Paul Turner, 52, from Erdington, was ordered to find a job in February following a medical review with doctors.
But he died on April 2 from ischaemic heart disease – caused, his family claim, by the stress of losing his benefits.
The dad-of-one was medically retired from his job as a stores manager for West Midlands Travel in 2000 after he suffered a heart attack. He later had to undergo a double bypass because of the condition.
Mr Turner, who also had angina, was claiming around £400 per month incapacity benefit until he was called in for a review at the Midlands Disability Benefits Centre in Five Ways in January.
Three weeks later he received a letter stating he was not entitled to the new Employment and Support Allowance, the controversial new payment that has replaced Incapacity Benefit.
On April 2 Mr Turner flew to France for a short family holiday with his wife and teenage son. Later that evening he suffered heart failure and died.

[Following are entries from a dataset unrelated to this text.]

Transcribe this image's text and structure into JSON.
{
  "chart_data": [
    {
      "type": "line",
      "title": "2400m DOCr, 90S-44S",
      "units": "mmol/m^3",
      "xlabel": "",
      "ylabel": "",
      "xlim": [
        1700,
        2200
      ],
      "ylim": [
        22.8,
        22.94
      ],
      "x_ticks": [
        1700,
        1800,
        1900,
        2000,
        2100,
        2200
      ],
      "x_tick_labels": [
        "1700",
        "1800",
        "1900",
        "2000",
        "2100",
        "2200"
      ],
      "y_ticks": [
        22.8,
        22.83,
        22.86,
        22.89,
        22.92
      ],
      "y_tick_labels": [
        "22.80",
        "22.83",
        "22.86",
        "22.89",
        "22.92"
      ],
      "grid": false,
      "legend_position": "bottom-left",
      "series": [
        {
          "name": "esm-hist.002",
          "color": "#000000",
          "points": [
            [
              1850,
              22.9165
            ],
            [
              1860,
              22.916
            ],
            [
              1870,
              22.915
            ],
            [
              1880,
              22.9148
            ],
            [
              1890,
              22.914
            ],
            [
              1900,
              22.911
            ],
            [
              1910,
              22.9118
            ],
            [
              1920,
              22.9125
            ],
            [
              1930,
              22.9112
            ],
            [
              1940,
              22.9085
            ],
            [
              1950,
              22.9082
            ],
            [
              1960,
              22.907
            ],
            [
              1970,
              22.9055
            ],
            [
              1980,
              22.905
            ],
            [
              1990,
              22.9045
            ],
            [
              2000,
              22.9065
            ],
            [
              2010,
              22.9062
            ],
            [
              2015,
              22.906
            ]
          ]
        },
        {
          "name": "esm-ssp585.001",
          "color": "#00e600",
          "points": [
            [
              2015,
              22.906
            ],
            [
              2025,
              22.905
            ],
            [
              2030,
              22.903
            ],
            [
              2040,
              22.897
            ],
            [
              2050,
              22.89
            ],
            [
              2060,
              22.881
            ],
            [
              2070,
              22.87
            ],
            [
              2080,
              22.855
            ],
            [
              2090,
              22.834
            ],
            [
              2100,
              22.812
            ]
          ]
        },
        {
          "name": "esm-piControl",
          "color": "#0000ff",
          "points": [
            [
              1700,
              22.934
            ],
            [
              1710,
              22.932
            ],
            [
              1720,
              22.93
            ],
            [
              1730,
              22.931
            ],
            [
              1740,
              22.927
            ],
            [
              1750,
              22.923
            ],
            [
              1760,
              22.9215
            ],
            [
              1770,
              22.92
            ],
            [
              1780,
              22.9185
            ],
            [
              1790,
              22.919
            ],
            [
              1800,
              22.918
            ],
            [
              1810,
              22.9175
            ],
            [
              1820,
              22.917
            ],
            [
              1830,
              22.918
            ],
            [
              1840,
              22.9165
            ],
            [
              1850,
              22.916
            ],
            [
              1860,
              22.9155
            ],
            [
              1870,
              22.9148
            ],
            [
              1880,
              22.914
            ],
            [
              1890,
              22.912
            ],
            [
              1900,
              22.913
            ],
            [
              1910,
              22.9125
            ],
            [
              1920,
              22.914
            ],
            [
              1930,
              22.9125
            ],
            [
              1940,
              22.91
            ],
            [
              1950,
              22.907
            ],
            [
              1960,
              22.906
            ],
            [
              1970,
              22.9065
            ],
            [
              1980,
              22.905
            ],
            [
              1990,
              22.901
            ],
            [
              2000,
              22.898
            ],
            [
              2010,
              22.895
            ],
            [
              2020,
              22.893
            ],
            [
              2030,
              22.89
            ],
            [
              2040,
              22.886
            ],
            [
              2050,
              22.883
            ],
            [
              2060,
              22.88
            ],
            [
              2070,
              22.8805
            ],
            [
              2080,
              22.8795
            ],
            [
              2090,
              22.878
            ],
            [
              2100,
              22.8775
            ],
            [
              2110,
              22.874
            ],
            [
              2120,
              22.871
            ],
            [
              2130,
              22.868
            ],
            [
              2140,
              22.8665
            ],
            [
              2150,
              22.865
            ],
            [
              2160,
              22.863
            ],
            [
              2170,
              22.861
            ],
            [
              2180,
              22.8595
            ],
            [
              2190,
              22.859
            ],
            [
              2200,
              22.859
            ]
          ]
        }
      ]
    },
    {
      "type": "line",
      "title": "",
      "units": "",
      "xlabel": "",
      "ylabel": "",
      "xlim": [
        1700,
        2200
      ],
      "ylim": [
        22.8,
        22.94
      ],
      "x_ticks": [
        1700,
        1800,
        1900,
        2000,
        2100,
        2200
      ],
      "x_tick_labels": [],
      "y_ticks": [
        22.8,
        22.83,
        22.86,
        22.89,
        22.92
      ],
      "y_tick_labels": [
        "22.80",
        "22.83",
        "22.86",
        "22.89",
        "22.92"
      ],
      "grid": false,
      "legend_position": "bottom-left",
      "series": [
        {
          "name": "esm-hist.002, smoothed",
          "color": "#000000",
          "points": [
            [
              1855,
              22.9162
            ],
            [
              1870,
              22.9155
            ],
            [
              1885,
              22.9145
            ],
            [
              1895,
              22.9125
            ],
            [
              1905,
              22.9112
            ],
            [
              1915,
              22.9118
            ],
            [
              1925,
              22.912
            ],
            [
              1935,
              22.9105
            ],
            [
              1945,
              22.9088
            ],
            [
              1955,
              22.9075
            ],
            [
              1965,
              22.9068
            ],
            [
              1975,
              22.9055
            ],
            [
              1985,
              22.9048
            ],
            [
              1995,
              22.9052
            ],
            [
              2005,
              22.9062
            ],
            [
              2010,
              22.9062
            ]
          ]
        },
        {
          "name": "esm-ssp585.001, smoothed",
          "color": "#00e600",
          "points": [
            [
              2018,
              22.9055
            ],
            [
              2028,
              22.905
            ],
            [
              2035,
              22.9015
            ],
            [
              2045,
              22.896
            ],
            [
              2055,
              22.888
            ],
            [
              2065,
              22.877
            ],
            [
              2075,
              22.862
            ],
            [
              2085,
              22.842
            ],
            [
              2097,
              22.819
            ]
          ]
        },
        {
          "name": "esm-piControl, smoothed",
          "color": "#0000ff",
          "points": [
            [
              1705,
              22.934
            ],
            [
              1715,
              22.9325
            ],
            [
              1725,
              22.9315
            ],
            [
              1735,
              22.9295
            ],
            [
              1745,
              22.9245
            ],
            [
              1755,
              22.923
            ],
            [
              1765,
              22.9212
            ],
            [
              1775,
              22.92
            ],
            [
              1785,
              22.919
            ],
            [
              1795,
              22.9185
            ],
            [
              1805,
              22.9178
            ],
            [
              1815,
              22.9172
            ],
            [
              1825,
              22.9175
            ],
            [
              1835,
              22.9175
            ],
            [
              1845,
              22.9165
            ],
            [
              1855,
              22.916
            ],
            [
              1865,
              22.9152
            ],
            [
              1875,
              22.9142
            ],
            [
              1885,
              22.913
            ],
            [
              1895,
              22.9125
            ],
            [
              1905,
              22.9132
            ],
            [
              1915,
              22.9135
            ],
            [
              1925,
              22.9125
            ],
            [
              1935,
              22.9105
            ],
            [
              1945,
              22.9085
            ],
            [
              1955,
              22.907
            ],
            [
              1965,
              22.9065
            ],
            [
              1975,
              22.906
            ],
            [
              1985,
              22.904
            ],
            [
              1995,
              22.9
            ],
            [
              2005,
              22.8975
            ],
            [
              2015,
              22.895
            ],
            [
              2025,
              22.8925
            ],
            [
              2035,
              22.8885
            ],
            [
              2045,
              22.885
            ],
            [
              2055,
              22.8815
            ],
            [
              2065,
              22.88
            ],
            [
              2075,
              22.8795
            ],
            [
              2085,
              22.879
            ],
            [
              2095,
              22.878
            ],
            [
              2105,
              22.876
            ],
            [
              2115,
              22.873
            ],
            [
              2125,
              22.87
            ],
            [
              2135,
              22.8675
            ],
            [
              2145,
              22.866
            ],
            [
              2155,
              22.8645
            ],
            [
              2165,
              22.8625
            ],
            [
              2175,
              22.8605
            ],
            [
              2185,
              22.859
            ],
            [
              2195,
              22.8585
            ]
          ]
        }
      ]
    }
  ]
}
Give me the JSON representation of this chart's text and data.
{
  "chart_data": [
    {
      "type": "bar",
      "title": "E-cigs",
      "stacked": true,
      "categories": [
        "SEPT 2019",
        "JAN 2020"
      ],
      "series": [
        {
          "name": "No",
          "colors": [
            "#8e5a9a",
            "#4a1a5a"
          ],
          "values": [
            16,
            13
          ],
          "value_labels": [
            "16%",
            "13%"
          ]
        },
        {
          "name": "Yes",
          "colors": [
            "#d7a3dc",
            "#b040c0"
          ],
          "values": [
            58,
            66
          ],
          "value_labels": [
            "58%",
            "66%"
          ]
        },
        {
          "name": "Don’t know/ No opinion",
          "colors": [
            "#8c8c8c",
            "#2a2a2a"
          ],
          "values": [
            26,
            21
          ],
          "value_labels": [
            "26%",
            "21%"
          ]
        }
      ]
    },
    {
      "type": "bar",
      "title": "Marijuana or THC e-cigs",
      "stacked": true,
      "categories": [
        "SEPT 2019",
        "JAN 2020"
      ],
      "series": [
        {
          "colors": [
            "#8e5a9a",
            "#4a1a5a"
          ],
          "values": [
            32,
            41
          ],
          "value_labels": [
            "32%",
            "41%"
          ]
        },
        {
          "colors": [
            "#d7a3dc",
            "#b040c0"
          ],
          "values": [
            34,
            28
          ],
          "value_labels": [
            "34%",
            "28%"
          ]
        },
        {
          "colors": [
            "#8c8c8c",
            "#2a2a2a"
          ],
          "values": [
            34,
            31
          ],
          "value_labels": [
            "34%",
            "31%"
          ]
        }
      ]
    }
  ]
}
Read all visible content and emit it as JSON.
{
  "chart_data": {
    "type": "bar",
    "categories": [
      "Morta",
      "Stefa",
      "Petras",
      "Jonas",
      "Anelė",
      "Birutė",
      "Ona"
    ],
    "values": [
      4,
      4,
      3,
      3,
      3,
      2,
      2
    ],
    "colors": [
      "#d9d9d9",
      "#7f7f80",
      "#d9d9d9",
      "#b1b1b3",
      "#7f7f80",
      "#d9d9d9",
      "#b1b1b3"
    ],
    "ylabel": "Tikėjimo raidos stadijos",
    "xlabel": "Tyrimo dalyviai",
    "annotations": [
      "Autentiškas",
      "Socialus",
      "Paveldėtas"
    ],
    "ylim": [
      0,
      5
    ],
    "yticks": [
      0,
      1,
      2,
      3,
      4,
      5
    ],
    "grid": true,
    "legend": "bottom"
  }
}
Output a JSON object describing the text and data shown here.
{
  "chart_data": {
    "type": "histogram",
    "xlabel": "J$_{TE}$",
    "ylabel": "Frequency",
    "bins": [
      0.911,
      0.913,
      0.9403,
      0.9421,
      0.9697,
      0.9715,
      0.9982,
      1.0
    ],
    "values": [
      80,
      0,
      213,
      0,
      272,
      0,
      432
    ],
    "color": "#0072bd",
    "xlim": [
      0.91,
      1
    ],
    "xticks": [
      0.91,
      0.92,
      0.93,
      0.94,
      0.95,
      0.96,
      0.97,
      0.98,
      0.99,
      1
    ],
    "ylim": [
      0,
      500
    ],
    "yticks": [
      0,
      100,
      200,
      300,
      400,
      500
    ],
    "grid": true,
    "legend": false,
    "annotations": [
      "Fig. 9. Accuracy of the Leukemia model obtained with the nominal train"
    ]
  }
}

His death certificate recorded the cause as ischaemic heart disease, a condition which also cost the lives of his father and grandfather.
Mr Turner’s widow was too upset to speak about the case, but she is continuing his appeal to prove he was unfit for work.
But his devastated mum Sheila, 76, said: “We believe the claim he was fit to work brought on his death. He was very upset and worried that he would fail any medical given to him by a potential employer.
“He also thought the officials believed he was a fraud who should not have been claiming this benefit in the first place.
“But Paul was a very proud man. He was entitled to claim more through the system, but he didn’t.”
During the medical assessment Mr Turner’s family claim he did not undergo any physical tests, which could have picked up problems with his heart.
Mum-of-three Sheila added: “The observations of the healthcare professional were based on dialogue as the only two tests performed involved Paul either sitting in a chair or kneeling on a chair.
“They just asked questions about how long he could sit for, and looked at his back and hips.
“When Paul was told of the decision he was distraught. He didn’t know how he would explain the 12-year gap of not working to any employers. And he was worried about what people would think.”
Last night, a Department for Work and Pensions spokesman said: “Our sympathy goes out to Mr Turner’s family during what is obviously a very difficult time.
‘‘The work capability assessment is just that – an assessment of what, if any, work a person could undertake.
‘‘Jobcentre Plus decision makers look at all available information, including any medical evidence, to support their claim.”